Aktuelle Ernährungsmedizin 2008; 33 - A2_4
DOI: 10.1055/s-2008-1079405

Jodid-Substitution in der Schwangerschaft. Beratung und Einnahmepraxis. Ergebnisse einer multizentrischen Wöchnerinnen-Studie

S Röhl 1, B Schücking 1
  • 1Universität Osnabrück, Gesundheitswissenschaften, Forschungsschwerpunkt Maternal

Einleitung: Der Jodbedarf steigt ab der 10./12. SSW auf 230µg Jod pro Tag Vor dem Hintergrund des Einflusses einer bedarfsgerechten Jodversorgung auf den Schwangerschaftsverlauf, die fetalen Entwicklung sowie der mütterlichen und kindlichen Schilddrüsengesundheit wird Schwangeren und Stillenden die Substitution von 100 bis 150µg Jodid pro Tag empfohlen.

Methoden: In der multizentrischen, BMBF-geförderten Studie wurden 1200 Wöchnerinnen in zwei Erhebungszeitpunkten hinsichtlich der Beratung zur Jodversorgung und Jodsubstitution sowie die tatsächliche Jodzufuhr während der Schwangerschaft befragt.

Ergebnisse: Von den befragten Wöchnerinnen haben 60% eine direkte Substitutionsempfehlung erhalten. 70% haben Jodid-Tabletten während der Schwangerschaft eingenommen. Von den Frauen, die eine Empfehlung zur Jodsubstitution erhalten haben, substituieren 92%.

Ein höchst signifikanter Zusammenhang besteht zwischen Bildungsstand und ärztlicher Empfehlung zur Substitution. Danach wird Frauen mit niedrigem Bildungsstand die Einnahme von jodhaltigen Präparaten in deutlich geringerem Umfang empfohlen.

Bezüglich des Zeitpunktes der Information über einen graviditätsbedingt erhöhten Jodbedarf, zeigt sich, dass 25% aller befragten Frauen keine Information erhielten oder erst im letzten Trimenon informiert bzw. durch die Studienteilnahme sensibilisiert wurden.

Unterschiede zwischen Jod-substituieren und nicht-substituierenden Frauen bestehen hinsichtlich der Merkmale: Bildungsstand, Alter, BMI, Rauchverhalten, Kenntnisstand zum Thema Jod in Lebensmitteln. Dem gegenüber ist der wichtigste Einflussfaktor auf die Jodsubstitution die direkte frauenärztliche Empfehlung. Zudem ist der Informationszeitpunkt über den erhöhten Jodbedarf in der Schwangerschaft wesentlich. Beide Faktoren klären in der logistischen Regression 50% der Varianz auf.

Schlussfolgerungen: Vor dem Hintergrund, dass die graviditätsbedingte Erhöhung des Jodbedarfes in der 10. bis 12. SSW beginnt, ist die hier abzuleitende Zeitdauer der mangelhaften Jodversorgung unter Umständen für Mutter und Kind erheblich.

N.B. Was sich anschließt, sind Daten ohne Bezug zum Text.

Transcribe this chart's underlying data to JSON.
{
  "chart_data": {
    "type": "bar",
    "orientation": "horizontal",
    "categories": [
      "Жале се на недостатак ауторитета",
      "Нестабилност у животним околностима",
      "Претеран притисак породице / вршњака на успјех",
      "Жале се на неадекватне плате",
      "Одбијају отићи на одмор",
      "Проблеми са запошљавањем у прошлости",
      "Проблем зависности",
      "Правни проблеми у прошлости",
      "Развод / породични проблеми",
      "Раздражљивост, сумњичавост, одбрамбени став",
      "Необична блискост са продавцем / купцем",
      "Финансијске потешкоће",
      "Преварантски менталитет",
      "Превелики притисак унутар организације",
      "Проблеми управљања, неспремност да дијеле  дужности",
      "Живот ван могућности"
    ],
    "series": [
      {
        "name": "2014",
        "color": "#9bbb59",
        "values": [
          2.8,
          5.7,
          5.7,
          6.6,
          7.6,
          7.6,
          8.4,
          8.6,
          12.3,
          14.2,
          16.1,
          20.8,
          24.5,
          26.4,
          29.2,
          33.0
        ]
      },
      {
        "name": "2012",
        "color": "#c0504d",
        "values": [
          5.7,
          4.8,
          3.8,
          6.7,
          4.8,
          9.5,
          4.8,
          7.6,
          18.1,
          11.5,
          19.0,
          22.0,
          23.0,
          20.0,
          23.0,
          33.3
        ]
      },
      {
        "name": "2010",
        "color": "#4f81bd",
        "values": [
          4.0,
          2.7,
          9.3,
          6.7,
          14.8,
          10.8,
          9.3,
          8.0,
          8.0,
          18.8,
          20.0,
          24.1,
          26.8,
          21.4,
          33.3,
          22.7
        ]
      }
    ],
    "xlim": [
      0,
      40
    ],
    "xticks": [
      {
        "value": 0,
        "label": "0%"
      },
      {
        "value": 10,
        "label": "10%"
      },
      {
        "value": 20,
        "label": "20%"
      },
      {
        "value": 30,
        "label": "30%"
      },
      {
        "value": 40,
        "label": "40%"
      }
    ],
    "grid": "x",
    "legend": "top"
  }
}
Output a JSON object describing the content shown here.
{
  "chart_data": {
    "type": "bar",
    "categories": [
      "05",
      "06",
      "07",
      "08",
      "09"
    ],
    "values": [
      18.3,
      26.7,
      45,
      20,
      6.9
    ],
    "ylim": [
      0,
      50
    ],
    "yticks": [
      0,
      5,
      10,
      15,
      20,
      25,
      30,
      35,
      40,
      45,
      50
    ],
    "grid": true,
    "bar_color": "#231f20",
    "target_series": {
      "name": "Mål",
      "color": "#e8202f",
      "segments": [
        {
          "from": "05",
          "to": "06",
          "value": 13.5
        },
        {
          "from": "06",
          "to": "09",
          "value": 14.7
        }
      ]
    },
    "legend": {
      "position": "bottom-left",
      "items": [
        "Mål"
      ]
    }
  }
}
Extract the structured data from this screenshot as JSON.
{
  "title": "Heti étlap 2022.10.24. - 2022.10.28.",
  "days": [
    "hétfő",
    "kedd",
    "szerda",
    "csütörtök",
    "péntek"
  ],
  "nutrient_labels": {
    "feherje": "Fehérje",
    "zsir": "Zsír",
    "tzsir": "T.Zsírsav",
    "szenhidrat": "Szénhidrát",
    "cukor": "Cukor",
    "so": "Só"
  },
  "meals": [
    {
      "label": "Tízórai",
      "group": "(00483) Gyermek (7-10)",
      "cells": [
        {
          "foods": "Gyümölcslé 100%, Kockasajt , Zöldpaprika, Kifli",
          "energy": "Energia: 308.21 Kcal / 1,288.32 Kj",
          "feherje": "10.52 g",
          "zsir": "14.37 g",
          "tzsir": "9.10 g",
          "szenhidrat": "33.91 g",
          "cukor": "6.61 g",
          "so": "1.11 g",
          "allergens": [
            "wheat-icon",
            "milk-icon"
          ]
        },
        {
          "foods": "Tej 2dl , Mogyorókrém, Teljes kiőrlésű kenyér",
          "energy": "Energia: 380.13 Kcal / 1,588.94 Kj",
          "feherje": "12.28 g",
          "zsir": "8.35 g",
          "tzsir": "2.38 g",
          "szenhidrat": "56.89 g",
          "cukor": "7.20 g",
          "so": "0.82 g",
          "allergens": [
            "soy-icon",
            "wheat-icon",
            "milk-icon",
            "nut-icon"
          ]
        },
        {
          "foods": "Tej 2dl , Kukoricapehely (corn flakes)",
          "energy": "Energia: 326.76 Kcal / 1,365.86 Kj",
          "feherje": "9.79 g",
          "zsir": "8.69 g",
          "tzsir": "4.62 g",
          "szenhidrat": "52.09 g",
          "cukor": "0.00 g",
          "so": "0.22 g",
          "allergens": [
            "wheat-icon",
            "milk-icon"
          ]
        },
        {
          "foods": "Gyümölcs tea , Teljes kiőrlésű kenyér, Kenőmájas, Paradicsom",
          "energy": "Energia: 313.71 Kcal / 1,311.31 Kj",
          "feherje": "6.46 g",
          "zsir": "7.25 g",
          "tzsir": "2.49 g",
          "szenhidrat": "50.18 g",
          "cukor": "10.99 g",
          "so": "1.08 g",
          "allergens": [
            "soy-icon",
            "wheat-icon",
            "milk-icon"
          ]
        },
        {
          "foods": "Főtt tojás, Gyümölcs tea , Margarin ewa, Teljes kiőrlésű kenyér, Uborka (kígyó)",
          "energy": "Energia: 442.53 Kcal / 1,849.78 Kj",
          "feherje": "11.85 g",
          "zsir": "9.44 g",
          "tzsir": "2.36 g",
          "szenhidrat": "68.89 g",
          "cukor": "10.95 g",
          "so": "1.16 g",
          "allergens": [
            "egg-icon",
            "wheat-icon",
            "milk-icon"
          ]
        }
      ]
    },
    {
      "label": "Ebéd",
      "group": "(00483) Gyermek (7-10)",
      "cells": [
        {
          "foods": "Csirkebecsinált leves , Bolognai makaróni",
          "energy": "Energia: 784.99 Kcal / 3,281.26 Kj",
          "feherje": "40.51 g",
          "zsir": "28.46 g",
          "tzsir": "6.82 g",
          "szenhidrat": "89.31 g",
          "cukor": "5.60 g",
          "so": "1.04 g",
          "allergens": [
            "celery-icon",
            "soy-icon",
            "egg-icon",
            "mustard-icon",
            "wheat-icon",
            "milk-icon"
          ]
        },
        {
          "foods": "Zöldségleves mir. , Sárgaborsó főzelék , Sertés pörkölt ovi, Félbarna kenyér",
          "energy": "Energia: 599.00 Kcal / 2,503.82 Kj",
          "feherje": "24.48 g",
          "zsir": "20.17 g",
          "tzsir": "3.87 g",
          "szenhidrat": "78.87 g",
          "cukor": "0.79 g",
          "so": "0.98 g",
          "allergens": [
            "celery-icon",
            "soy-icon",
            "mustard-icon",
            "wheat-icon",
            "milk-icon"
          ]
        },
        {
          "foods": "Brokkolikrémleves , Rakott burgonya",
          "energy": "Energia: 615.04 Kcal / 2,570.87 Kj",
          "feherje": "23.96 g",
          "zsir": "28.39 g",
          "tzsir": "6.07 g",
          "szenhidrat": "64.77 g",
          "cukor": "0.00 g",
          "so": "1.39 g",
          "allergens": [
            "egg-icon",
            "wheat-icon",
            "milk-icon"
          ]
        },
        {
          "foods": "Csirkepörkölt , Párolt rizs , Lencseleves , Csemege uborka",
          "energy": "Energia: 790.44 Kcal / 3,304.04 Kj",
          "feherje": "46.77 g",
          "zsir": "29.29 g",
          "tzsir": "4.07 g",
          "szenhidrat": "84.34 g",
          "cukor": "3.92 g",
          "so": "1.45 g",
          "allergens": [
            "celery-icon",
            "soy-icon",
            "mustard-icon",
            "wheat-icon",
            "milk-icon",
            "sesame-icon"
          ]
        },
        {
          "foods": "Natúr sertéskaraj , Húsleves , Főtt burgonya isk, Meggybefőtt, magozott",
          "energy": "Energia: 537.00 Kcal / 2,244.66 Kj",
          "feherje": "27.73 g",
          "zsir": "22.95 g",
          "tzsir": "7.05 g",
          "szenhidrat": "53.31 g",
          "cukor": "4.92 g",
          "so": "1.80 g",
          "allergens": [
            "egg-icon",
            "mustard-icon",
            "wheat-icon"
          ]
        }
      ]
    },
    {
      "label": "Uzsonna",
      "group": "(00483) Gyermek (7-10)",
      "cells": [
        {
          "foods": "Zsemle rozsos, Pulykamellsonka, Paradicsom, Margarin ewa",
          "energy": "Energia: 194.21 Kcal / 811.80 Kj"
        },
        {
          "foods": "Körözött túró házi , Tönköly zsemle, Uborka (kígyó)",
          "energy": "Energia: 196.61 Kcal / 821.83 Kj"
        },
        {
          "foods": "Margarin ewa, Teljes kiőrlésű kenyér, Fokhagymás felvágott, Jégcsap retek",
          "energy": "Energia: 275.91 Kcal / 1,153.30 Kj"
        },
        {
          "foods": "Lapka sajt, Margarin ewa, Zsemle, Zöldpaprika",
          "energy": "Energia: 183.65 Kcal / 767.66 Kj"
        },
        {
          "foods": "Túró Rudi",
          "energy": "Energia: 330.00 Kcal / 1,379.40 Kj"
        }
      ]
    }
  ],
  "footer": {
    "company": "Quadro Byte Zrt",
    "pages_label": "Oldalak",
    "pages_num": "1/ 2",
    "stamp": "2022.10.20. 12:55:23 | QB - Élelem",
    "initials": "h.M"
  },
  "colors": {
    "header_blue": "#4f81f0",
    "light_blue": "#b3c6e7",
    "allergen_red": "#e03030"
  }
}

Die Beratung zur Jodsubstitution ist, wenn sie durchgeführt wird, sehr effektiv. 9 von 10 Frauen nehmen bei erfolgter frauenärztlicher Empfehlung jodhaltige Präparate während der Schwangerschaft ein. Ansätze für eine Verbesserung der Jodversorgung von Schwangeren sind danach der Empfehlungsumfang sowie der Informationszeitpunkt, wobei Frauen mit niedrigem Bildungsstand eine besonders vulnerable Gruppe bilden.